Our best course is to accept the inevitable suffering and treat it as the price of buying back our freedom. Liberate the baby boomers and post-baby boomers–those born from 1945 on–from Social Security taxes in exchange for their renouncing all benefits. They would be responsible for their retirement and, if they wish, they could invest their erstwhile payroll taxes in tax-free IRAs. Their share of the necessary suffering will be to see the payroll taxes they've already paid for what they really are–transfers to today's elderly–and to forget about "getting their money back," or any benefits at all. But they would finally be free to manage their money their way, which is how it should have been all along.

As for current retirees and workers soon to retire, complete benefit termination is politically impossible–and after lying to them for decades the government is obligated to deliver something. But there is no legal or moral right to full current-law benefits, either. Retirees' share in the necessary suffering will be substantial benefit cuts. Benefits should suffice only to keep a retiree decently above poverty. They should be rigorously means-tested: The Clark Cliffords of America have no right to the earnings of struggling single mothers bagging groceries. Such bare-bones benefits should be financed from directed general revenue, perhaps a temporary national sales tax. As the beneficiary population disappears, the tax would be reduced accordingly, until it too disappears.

To make this admittedly hard step as bearable for the elderly as possible, all benefit taxation, retirement earnings limitations, and taxes on retirement income from all sources should be abolished. Retirees could earn all they want and keep all of it–a long stride toward true economic liberty.

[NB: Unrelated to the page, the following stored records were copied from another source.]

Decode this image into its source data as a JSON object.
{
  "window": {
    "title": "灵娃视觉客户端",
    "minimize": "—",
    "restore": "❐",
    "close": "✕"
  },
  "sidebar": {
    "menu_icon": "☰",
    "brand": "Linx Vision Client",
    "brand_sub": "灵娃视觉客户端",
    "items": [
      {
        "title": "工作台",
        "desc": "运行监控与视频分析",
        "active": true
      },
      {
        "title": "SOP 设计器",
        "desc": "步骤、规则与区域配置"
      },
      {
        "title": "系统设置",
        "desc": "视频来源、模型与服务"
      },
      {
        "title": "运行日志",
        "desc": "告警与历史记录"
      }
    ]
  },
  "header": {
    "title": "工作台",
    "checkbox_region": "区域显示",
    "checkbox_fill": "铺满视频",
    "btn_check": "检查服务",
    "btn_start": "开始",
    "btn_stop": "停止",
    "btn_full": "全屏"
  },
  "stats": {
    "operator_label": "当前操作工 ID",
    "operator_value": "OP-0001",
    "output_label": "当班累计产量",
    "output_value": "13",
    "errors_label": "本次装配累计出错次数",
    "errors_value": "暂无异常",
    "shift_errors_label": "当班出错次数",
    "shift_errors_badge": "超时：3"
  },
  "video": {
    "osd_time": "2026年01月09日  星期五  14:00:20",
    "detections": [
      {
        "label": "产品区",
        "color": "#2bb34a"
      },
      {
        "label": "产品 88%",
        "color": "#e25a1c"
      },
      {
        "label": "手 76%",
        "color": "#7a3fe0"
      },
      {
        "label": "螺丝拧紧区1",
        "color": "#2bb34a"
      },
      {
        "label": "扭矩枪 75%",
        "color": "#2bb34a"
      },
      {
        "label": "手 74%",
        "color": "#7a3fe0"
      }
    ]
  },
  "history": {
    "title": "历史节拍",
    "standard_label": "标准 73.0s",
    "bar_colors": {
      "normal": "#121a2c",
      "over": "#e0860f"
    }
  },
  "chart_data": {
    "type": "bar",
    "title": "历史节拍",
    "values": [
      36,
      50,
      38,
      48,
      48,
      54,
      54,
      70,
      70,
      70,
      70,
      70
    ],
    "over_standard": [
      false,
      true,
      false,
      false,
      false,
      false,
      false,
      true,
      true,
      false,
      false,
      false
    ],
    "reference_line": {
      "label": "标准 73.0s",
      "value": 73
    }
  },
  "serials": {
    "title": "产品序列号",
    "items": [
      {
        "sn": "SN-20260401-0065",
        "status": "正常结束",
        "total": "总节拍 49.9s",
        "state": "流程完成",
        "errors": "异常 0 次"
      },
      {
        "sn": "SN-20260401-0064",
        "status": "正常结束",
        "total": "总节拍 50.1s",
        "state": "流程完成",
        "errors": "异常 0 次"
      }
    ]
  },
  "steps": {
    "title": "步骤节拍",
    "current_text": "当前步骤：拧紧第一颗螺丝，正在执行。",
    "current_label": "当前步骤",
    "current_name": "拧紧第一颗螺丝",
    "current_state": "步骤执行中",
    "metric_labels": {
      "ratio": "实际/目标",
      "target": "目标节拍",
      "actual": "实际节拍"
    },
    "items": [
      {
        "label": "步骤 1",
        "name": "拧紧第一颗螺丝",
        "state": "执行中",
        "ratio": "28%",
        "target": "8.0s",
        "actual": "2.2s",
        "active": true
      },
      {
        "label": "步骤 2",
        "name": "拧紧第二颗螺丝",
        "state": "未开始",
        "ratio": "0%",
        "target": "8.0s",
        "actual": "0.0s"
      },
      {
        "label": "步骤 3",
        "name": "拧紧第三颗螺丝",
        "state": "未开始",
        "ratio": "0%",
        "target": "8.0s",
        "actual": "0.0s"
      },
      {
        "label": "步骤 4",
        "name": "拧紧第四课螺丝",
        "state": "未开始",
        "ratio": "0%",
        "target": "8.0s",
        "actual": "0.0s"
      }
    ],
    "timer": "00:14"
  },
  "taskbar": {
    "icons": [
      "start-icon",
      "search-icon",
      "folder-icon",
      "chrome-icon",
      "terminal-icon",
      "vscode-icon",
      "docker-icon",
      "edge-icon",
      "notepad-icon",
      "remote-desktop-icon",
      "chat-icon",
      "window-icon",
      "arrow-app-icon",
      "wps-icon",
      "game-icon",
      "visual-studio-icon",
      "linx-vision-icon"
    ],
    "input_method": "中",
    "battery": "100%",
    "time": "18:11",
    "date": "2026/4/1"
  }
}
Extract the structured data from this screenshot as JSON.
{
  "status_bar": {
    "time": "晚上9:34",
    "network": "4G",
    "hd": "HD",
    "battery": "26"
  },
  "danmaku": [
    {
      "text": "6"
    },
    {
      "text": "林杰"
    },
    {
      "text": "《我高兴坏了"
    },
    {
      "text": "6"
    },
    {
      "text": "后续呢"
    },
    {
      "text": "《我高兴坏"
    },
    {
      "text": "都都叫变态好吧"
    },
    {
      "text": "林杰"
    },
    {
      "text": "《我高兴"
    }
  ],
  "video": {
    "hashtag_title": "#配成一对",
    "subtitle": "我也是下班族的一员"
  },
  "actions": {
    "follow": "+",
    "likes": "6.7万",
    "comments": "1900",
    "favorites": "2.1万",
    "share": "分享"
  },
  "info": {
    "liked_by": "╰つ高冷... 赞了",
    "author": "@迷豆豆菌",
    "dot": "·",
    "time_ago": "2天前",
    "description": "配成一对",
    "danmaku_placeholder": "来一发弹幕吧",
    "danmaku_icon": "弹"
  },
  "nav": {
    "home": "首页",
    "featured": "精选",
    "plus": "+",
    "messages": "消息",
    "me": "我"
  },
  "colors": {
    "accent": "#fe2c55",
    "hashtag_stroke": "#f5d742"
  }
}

And if retirees' savings, earnings, and minimal benefits won't amount to much? Then let their children help them. That's what children are for. That's what "family values" mean. We could give a tax credit for supporting elderly parents, but it is odious to bribe people into doing the duty that family membership commands.

I will not insult my readers' intelligence by pretending that this will be easy, fun, or painless. It won't be. But it will be honest. Current retirees who genuinely needed benefits would get something–not much, but something. Taxpayers would be liberated. And by the time baby boomers retire, Social Security would be gone–without taking America with it.

John Attarian is a freelance writer in Ann Arbor, Michigan, with a Ph.D. in economics.